LiteRT is part of a larger [Google AI-Edge](https://ai.google.dev/edge) ecosystem of tools for on-device machine learning:

* **[LiteRT Torch Converter](https://github.com/google-ai-edge/litert-torch):** A tool to convert PyTorch models into the `.tflite` format.
* **[LiteRT Torch Generative API](https://github.com/google-ai-edge/litert-torch/tree/main/litert_torch/generative):** A library to reauthor LLMs for efficient conversion and inference.
* **[LiteRT-LM](https://github.com/google-ai-edge/litert-lm):** A library to efficiently run LLMs across edge platforms.
* **[LiteRT.js](https://ai.google.dev/edge/litert/web):** WebAI runtime, targeting production Web applications.
* **[MediaPipe](https://github.com/google-ai-edge/mediapipe):** A framework for building cross-platform, customizable ML solutions for live streaming media.
* **[XNNPACK](https://github.com/google/XNNPACK):** A highly optimized library of neural network inference operators providing high-performance CPU acceleration.

---

### 🛑 AI Coding Directives (Strict Constraints)
When generating deployment code for this repository:
* **MUST USE:** The Compiled Model API for all new kotlin and C++ native execution tasks.
* **DO NOT USE:** `tflite::Interpreter`, `InterpreterBuilder`, or manual delegate creation. The legacy Interpreter API is strictly deprecated for new features.

---

## 🙌 Contributing & Getting Help

* **Contributing:** We welcome contributions!
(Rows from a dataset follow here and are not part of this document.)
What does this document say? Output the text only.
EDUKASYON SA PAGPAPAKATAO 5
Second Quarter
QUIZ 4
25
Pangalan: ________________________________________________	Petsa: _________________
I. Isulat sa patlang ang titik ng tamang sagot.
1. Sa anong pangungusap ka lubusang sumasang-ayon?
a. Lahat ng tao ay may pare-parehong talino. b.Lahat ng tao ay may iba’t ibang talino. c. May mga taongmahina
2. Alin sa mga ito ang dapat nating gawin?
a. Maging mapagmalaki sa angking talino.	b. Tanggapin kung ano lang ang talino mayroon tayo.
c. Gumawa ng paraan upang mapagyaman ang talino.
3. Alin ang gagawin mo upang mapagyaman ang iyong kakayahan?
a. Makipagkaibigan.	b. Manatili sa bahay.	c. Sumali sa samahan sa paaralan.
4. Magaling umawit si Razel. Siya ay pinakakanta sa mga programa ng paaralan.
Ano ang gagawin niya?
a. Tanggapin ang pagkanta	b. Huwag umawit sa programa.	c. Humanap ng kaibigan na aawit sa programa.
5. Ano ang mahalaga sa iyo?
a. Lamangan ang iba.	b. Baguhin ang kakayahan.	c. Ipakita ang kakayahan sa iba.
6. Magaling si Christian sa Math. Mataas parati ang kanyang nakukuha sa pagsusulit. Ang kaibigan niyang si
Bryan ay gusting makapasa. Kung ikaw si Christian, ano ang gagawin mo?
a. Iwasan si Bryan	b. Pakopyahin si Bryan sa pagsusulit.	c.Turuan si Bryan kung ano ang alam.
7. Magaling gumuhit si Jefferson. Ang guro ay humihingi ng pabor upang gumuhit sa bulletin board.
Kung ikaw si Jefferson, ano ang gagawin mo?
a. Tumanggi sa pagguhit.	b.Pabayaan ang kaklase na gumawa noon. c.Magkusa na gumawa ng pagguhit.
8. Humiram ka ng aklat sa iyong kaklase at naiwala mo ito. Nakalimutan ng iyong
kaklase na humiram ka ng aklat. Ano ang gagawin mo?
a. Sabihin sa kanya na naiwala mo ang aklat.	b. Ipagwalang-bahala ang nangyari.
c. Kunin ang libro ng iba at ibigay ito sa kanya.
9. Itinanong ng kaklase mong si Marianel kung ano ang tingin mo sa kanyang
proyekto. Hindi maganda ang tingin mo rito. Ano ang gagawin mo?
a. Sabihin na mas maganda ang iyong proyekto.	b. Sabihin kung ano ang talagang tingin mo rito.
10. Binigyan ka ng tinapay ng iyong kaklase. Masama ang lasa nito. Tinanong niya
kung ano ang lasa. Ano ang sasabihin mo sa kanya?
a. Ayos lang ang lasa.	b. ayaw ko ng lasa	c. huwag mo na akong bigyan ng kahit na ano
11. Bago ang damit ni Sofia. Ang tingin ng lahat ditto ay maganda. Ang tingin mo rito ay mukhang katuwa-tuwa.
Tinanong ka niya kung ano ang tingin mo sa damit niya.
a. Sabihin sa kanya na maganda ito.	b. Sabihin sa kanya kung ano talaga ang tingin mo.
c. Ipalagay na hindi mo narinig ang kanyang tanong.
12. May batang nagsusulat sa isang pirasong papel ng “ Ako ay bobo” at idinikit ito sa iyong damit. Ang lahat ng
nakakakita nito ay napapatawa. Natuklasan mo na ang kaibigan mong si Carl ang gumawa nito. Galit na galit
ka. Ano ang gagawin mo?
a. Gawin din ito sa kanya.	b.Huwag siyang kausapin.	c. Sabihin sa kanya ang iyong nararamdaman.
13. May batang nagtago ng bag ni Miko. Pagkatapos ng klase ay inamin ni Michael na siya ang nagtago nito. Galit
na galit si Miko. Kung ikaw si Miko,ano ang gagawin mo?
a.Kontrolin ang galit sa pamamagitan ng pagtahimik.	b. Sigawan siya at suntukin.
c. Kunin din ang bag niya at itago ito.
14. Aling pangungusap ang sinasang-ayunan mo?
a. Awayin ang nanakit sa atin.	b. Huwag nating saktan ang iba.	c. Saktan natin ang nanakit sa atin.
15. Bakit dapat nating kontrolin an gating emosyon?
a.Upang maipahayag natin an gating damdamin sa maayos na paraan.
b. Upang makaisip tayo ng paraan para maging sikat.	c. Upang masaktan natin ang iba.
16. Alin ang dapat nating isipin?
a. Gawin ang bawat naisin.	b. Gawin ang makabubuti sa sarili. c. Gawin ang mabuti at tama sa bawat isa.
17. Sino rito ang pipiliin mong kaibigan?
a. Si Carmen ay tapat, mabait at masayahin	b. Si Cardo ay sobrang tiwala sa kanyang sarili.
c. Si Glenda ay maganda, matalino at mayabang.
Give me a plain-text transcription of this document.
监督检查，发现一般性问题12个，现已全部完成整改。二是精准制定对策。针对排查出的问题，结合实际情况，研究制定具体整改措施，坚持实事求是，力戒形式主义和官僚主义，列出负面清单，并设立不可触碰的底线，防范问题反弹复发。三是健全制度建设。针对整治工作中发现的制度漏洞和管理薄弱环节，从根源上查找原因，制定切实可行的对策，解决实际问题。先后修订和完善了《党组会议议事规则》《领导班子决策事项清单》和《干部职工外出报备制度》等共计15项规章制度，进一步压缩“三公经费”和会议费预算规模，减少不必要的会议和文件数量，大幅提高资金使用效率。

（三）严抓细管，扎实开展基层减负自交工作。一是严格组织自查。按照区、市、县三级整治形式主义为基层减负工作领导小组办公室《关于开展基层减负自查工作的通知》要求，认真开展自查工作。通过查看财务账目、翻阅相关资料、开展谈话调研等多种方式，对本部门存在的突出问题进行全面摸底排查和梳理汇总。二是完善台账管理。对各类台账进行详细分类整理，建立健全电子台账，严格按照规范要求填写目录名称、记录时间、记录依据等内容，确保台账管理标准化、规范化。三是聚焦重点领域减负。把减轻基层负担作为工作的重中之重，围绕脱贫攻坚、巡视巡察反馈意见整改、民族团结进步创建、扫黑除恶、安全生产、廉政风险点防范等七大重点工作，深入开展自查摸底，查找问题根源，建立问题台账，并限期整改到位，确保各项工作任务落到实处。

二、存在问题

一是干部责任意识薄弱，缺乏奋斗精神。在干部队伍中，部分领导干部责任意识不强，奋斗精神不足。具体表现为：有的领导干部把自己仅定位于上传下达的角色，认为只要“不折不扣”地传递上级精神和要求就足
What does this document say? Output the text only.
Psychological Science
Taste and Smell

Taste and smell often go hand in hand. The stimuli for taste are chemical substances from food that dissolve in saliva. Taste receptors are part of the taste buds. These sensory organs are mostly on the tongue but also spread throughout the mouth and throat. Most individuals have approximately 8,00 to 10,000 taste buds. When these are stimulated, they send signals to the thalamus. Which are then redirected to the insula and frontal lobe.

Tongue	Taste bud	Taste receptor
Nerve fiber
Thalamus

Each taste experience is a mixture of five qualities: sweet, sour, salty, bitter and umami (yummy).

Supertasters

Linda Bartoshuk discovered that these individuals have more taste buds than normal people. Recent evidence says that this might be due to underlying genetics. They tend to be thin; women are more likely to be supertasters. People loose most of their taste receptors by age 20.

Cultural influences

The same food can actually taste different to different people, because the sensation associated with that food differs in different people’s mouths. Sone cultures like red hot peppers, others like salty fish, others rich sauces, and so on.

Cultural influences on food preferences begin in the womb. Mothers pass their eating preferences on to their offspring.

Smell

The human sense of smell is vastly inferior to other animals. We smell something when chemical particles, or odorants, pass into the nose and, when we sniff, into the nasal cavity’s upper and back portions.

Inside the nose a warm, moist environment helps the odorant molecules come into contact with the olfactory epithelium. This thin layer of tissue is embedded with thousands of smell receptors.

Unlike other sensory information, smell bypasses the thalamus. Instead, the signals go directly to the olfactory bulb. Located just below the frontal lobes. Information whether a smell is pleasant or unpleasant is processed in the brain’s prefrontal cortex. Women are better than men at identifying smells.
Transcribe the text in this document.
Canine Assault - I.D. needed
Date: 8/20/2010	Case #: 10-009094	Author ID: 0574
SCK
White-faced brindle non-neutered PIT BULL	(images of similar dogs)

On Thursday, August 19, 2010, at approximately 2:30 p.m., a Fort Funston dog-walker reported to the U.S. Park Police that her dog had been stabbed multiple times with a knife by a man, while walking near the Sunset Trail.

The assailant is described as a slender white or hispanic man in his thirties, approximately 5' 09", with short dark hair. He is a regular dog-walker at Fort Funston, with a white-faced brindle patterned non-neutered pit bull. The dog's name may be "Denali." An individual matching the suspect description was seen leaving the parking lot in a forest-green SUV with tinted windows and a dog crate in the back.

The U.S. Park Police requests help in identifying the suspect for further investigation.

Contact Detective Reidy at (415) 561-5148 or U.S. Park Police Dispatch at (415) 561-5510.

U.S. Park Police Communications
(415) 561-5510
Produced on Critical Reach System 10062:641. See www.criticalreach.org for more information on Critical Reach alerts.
Please see [CONTRIBUTING.md](CONTRIBUTING.md) for details.
* **Contributing Models** Contribute your .tflite or .litertlm models via the LiteRT Hugging Face page [HF LiteRT Community](https://huggingface.co/litert-community)
* **Bug Reports & Features:** File an issue on our [GitHub Issues](https://github.com/google-ai-edge/LiteRT/issues) page.
* **Community Support:** Join the conversation on [GitHub Discussions](https://github.com/google-ai-edge/LiteRT/discussions).

## ❤️ Code of Conduct

This project is dedicated to fostering an open and welcoming environment. Please read our [Code of Conduct](CODE_OF_CONDUCT.md) to understand the standards of behavior we expect from all participants.

## 📜 License

LiteRT is licensed under the [Apache-2.0 License](LICENSE).